A fin-de-siècle spirit presided over the party's conference in Reims. As the hours passed, it seemed obvious that la bande des quatre could not agree on a unity candidate. Delanoë threw in the towel but the other three maintained their candidatures. As the chefs couldn't decide, the members would have to.
In the first round, Royal went ahead of Aubry, while Hamon had to bow out. The second round should have been straightforward: Delanoë and Hamon had called on their supporters to back Aubry. Instead, when the result came Aubry was ahead by only 42 votes out of 137,000.
Both teams claimed tricks and cheating and denounced the other side. Insults flew, lawsuits started. Then Royal accepted the verdict of the party: that Aubry had won. The hatchet was buried, over the leadership, at least.
Aubry, who is the daughter of the former EU president Jacques Delors and introduced the 35-hour week as minister for social affairs in Lionel Jospin's government, is a reformer like Ségolène - although, unlike Royal, she believes in doing politics at the grass roots, away from the limelight.
Yet the issue of the party's title remains. After the fall of the Berlin Wall, nearly every European parliamentary party of the left changed its name - but not the French. In Italy, the words socialist and communist became such terms of abuse that in the early 1990s both those parties felt they had to change their names, resorting to neutral-sounding, floral expressions - "Olive Tree", the "Daisy" party - with which to drape their social and democratic concerns. By not changing its name, the French Socialist Party proves that it is anchored in the 20th century, or, more precisely, in that century's first decade, when it joined the Workers International. It has remained Marxist in spirit to this day.

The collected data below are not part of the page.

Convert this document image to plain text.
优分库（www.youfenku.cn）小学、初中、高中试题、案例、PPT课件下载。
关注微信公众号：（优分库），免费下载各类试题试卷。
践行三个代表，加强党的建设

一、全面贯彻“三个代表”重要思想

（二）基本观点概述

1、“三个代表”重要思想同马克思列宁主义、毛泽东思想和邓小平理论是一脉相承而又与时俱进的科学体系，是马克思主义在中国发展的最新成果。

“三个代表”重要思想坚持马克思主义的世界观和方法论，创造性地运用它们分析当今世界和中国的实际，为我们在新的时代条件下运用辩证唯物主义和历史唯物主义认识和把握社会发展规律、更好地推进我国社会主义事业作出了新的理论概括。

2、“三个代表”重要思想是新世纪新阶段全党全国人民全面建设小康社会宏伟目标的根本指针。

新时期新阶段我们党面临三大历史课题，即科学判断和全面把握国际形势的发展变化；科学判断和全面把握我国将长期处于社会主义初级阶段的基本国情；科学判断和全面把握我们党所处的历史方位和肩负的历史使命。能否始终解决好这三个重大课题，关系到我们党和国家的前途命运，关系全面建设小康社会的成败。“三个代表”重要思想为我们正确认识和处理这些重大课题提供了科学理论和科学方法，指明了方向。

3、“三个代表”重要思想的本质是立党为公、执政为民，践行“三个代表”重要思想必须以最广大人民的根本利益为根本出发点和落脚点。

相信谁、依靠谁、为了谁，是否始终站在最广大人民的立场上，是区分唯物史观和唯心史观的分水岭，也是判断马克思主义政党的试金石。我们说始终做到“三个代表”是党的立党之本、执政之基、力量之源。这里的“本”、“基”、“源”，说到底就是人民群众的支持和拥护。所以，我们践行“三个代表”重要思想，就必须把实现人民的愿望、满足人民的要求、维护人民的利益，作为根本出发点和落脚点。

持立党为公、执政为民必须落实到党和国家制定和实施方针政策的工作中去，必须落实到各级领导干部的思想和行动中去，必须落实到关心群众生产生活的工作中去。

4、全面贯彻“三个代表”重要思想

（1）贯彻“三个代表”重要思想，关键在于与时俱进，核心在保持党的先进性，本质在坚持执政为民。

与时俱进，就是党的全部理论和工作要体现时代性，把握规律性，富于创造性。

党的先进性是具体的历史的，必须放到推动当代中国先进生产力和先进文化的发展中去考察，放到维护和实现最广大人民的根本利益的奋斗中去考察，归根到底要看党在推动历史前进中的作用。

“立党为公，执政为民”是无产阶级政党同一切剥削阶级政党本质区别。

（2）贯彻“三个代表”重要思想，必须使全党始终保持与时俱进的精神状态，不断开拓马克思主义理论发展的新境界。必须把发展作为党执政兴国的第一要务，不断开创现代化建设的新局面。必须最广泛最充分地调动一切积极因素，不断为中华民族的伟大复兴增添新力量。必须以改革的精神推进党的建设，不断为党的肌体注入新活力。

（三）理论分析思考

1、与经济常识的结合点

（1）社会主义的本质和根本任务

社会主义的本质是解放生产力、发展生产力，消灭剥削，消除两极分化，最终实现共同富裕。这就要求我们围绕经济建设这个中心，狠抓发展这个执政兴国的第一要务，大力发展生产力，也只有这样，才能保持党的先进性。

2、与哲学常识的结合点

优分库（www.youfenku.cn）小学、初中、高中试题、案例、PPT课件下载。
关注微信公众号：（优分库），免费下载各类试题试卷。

This is where the trouble begins.
No other European parliamentary party of the left is Marxist. The liberal pro-market mantra has been swallowed by most social-democratic leaders in Europe. France's Socialist Party is the only one of significance to oppose that view and promote regulation in all matters, from the economy to the arts to universities.
Today, just over half the Socialist Party under Aubry takes this line while the rest, represented by Royal, wants to move on to what it believes to be a post-Marxist world. Royal's deputy, Manuel Valls, in a book called Pour en finir avec le vieux socialisme, advocates that the party change its name. Tout est dit. Enough said.